5. Be a Selective Sharer. These days, there are a lot of opportunities to share our personal information online. Just be cautious about what you share, particularly when it comes to your identity information. This can potentially be used to impersonate you, or guess your passwords and logins.

6. Protect Your Mobile Life. Our mobile devices can be just as vulnerable to online threats as our laptops. In fact, mobile devices face new risks, such as risky apps and dangerous links sent by text message. Be careful where you click, don’t respond to messages from strangers, and only download apps from official app stores after reading other users’ reviews first. Make sure that your security software is enabled on your mobile, just like your computers and other devices.

7. Practice Safe Surfing & Shopping. When shopping online, or visiting websites for online banking or other sensitive transactions, always make sure that the site’s address starts with “https”, instead of just “http”, and has a padlock icon in the URL field. This indicates that the website is secure and uses encryption to scramble your data so it can’t be intercepted by others. Also, be on the lookout for websites that have misspellings or bad grammar in their addresses. They could be copycats of legitimate websites. Use a safe search tool such as McAfee SiteAdvisor to steer clear of risky sites.

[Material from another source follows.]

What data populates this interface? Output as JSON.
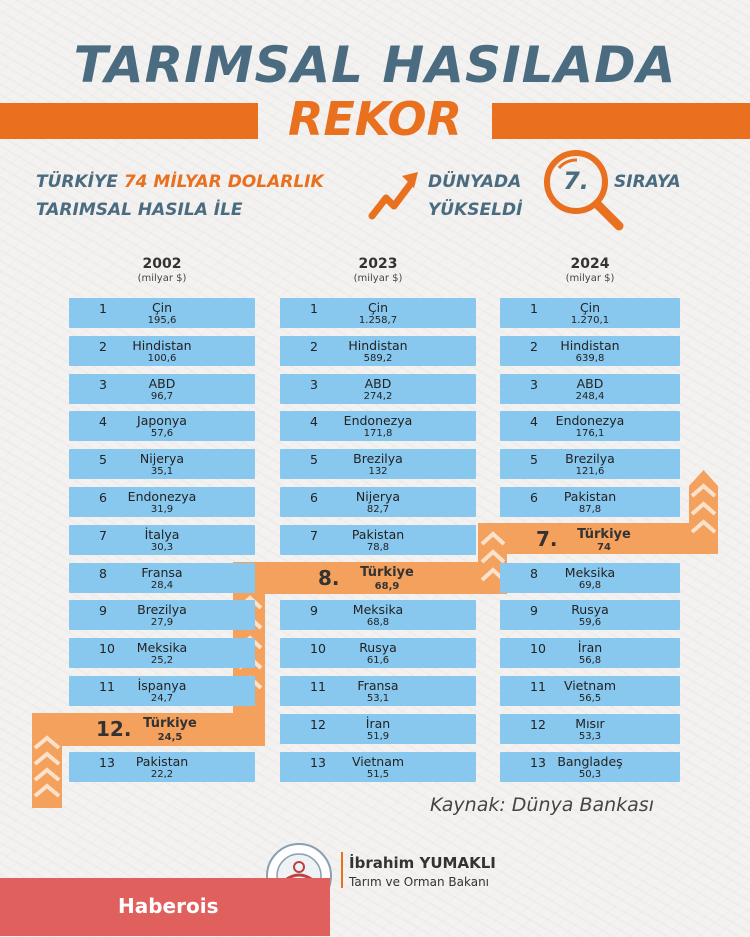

8. Keep up to date. Keep all your software updated so you have the latest security patches. Turn on automatic updates so you don’t have to think about it, and make sure that your security software is set to run regular scans.

9. Lookout for the latest scams. Online threats are evolving all the time, so make sure you know what to look out for. Currently, ransomwareis on the rise. This is when a hacker threatens to lock you out of all of your files unless you agree to pay a ransom. Stay on top of this and other threats by staying informed.

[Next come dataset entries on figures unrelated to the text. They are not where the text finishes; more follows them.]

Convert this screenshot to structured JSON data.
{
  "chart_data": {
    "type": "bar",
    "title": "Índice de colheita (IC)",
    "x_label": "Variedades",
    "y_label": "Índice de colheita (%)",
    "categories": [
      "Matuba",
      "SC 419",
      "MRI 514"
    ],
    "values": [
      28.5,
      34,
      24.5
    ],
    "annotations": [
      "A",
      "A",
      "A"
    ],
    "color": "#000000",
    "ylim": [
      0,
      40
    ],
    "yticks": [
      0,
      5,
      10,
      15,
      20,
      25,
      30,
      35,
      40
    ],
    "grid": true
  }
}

10. Keep your guard up. Always be cautious about what you do online, which sites you visit, and what you share. Use comprehensive security software, and make sure to backup your data on a regular basis in case something goes wrong. By taking preventative measures, you can save yourself from headaches later on.

Reference

Why keeping your OS up to date

They say Macs are safer than Windows PCs, but Apple’s devices have their own share of vulnerabilities that can be exploited by hackers to seize full control of the systems.

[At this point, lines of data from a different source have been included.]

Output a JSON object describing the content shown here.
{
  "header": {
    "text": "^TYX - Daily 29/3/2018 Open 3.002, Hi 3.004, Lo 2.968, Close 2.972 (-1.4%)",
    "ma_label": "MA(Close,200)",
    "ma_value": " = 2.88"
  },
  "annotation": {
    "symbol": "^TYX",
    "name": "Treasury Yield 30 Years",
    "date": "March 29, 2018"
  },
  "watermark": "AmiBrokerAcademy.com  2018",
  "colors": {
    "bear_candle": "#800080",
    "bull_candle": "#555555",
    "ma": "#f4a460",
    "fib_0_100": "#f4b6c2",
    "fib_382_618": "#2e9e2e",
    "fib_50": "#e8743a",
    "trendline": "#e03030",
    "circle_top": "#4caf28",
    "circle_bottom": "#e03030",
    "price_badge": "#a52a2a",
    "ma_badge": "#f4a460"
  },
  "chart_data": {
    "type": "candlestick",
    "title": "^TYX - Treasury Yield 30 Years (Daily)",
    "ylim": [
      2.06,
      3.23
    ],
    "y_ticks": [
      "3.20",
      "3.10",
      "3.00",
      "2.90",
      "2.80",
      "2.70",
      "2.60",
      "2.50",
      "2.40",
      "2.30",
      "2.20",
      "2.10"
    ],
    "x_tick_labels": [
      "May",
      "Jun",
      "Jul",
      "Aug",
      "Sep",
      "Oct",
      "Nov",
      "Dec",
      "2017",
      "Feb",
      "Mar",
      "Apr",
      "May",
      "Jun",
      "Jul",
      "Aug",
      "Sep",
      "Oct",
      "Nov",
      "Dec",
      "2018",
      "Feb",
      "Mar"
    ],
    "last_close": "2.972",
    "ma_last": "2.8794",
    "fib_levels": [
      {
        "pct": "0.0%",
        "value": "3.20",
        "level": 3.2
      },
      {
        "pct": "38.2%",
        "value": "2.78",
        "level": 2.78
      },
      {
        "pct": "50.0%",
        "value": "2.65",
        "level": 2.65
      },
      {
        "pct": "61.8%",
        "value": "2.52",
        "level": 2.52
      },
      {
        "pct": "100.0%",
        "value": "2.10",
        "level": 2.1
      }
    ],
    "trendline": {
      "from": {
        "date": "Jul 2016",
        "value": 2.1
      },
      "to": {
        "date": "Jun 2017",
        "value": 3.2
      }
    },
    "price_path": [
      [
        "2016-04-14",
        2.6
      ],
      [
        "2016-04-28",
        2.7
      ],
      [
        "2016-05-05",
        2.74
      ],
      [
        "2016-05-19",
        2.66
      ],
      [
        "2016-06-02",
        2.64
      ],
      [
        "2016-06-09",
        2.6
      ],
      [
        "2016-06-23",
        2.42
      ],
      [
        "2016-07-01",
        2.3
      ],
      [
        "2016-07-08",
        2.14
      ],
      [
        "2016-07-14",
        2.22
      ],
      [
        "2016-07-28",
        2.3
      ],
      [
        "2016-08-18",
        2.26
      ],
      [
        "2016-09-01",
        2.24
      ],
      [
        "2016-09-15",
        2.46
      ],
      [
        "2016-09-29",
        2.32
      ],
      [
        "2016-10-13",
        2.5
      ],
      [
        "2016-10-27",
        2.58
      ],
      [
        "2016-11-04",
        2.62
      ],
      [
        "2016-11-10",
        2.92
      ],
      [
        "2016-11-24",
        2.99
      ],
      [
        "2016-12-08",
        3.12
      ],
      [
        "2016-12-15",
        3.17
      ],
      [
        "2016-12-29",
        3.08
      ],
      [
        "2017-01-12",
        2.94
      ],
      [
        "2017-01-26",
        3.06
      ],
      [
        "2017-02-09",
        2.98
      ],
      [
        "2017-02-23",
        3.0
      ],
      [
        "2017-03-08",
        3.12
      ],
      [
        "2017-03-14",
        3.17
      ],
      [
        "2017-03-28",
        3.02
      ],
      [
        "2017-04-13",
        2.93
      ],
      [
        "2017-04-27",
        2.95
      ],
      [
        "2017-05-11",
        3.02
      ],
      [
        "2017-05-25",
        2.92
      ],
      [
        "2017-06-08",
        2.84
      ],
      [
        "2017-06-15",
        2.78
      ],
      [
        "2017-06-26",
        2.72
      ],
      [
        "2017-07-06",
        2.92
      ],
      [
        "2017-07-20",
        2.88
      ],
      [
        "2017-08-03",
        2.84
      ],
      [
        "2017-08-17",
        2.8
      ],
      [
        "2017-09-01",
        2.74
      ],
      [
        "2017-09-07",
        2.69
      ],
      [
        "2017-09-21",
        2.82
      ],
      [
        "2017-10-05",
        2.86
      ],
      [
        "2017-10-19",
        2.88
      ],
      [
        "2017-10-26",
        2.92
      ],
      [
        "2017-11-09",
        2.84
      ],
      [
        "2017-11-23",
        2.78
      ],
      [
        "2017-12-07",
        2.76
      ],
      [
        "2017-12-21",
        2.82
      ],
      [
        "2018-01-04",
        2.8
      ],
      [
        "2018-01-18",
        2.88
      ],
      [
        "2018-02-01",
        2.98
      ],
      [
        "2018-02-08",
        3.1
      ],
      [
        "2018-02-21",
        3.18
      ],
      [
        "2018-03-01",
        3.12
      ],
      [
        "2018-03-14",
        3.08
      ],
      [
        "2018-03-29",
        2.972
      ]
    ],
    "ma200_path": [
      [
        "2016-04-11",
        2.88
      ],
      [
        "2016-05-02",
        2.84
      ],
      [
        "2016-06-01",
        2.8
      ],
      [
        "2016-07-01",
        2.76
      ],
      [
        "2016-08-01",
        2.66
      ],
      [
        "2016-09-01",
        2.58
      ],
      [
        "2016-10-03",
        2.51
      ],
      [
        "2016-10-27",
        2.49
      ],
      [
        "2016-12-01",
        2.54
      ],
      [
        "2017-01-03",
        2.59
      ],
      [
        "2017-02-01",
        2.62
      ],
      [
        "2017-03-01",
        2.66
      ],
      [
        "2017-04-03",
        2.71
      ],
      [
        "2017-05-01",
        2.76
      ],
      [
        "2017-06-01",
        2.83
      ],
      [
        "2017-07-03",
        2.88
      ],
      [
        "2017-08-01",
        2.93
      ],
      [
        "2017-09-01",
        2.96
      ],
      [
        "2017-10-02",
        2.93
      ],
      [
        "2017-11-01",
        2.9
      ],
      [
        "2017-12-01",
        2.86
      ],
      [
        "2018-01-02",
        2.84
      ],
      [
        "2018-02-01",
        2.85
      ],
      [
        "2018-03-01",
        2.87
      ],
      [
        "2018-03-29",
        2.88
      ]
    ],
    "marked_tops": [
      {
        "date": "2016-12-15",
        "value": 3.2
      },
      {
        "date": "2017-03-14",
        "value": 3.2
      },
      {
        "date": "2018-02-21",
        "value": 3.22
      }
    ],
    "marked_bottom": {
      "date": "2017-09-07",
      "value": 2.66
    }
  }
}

If you’re still unsure of why you should update your operating system to the latest version, here’s a true story I hope will persuade you why it’s the right thing to do.

A Swedish security expert showed how a $300 device can steal passwords from sleeping or closed Macs (the same which most people think are impenetrable to cyberattacks).

“Anyone including, but not limited to, your colleagues, the police, the evil maid and the thief will have full access to your data as long as they can gain physical access – unless the mac is completely shut down. If the mac is sleeping it is still vulnerable. Just stroll up to a locked mac, plug in the Thunderbolt device, force a reboot (ctrl+cmd+power) and wait for the password to be displayed in less than 30 seconds!”

Apple fixed this vulnerability in macOS 10.12.2, so that’s why applying these updates is key for your cyber security. Of course, the same goes for Windows, even more so than for Mac OS X.